The Federal Housing Finance Agency (FHFA) says Fannie Mae and Freddie Mac will enhance their payment deferral policies to allow borrowers facing financial hardship to defer up to six months’ of mortgage payments.

During the pandemic, the GSEs’ payment deferral policies were expanded to allow borrowers with COVID-19 hardships to utilize this solution.

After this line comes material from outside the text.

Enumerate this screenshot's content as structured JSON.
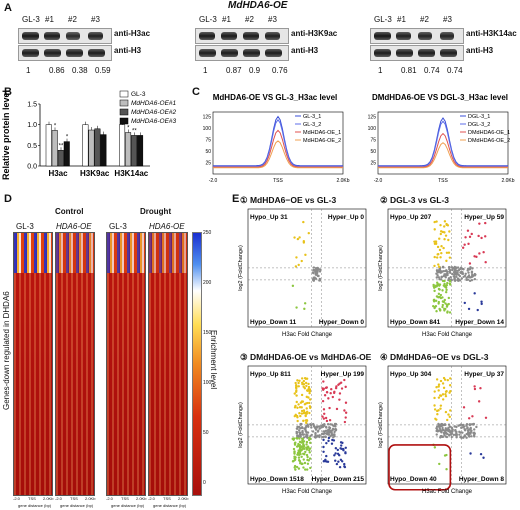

Given the success of the COVID-19 payment deferral, FHFA and the enterprises are enhancing the standard payment deferral policies available to borrowers experiencing other eligible hardships.

“The enterprises completed more than 1 million COVID-19 payment deferrals during the pandemic, helping borrowers nationwide to stay in their homes,” says FHFA Director Sandra L. Thompson. “Based on the success of the COVID-19 payment deferral, we are making this solution a key part of our standard loss mitigation toolkit that is available to all borrowers with eligible hardships.”

Payment deferral will allow borrowers who are able to resolve a financial hardship to keep the same monthly mortgage payment by moving past-due amounts to the end of the loan as a non-interest-bearing balance, due and payable at maturity, sale, refinance or payoff.

The GSEs will work with servicers to implement the enhanced payment deferral policies, with a voluntary adoption date of July 1 and a mandatory adoption by October 1.

“Better alignment – regardless of the reason for hardship or who insures or guarantees the loan – will improve the consumer experience and lead to consistency and simplicity when addressing future adverse market conditions, national emergencies, and natural disasters,” comments MBA President and CEO Bob Broeksmit. “We will continue to work with FHFA on efficient, scalable home retention options for distressed borrowers while protecting taxpayers and ensuring secondary market certainty and liquidity.”